Push on for medical framework

MEDICAL indemnity insurance is facing sweeping changes as the Federal Government and the medical defence organisations (MDO) seek a solution to the burgeoning crisis.

One of the most crucial issues for MDOs and the commercial insurance groups, which have shunned this area of insurance, is the development of a level playing field for all the providers.

The Federal Government has recently had talks with the Insurance Australia Group (IAG), which includes SGIO, SGIC and NRMA.

The Government asked IAG to outline some of the major barriers to entering the medical indemnity market.

NRMA head of communication Wayne Burns said the major problem for commercial insurance groups was that the MDOs were not governed by the prudential super-vision as insurance companies.

“We are of the strong view that to have a viable and sustainable market all the players need to be treated the same,” Mr Burns said.

IAG isn’t currently involved in any medical indemnity insurance.

“We’ve become a player because the Federal Government came to us as the largest and leading general insurance and asked what it would take for us to write this business,” Mr Burns said.

“Our response was to [that] to start with we would need a level playing field.

“At the moment the different States have different regulations.

“We all need to be singing from the same song sheet.”

There are a number of factors that have ignited the problems in the area of public liability, he said.

“The price [increase] of re-insurance is one of the main reasons,” Mr Burns said.

“Over the past 10 years there’s been an explosion in smaller claims in the class of personal injury and public liability.

“In public liability the legal costs represent one third of the total cost of a claim.

“That’s a very high figure.
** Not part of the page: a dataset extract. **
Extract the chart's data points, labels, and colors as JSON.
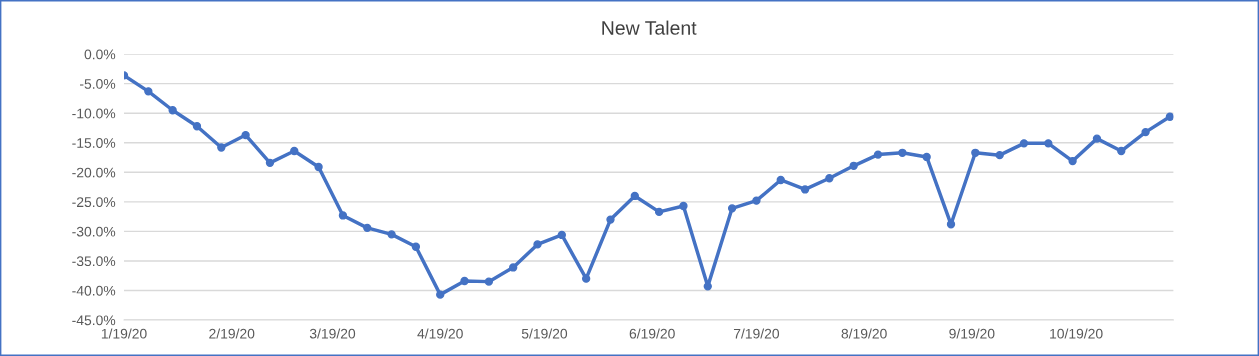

For other classes, such as compulsory third party, it’s about 6 per cent.”

He said a study by the media group Zenith in Queensland revealed that the advertising spend of law firms increased from $560,000 in 1999 to $1.632 million in 2001.

WA has one of the strongest MDOs in Australia, however Medical Defence Association WA president Dr David Watson believes any solution to the problems in the area of medical indemnity needs to include the embattled United Medical Protection (UMP).

Dr Watson met with representatives of the Federal Government and State MDOs this week to discuss medical indemnity.

“It’s no secret that for 100 years the MDOs have provided the bulk of medical indemnity in Australia,” Dr Watson said.

“At no time have commercial insurers ever provided more than 5 per cent.

“One of the reasons why the market has never been level is that the MDOs were never regulated.”

It’s not just a new regulatory framework that’s required to deliver stability for the market, the definition of negligence would need some close attention, he said.

“What the lawyers are doing is slowly relaxing the definition of negligence, Dr Watson said.

“And there has to be some attention directed towards limiting the statute of limitations.”

The period of the statute of limitations varies between the different States.

In WA the statute is six years, whereas in Tasmania it’s only three years with a three-year extension for children.

The bill for lifetime care is one of the most contentious areas for both the MDOs and the commercial insurance groups.

“There is a serious question about how [lifetime care] will be funded,” Dr Watson said.

“There’s a powerful argument to remove these claims from the norm tort group.”

Dr Watson said he expected a number of these issues would be put to parliament in October this year.

“Federal Government has said it’s prepared to make certain the biggest of the MDOs can continue to exist and trade out of trouble,” he said.

“UMP has to be part of the solution and, in the short term, the commercial insurers won’t come back in.”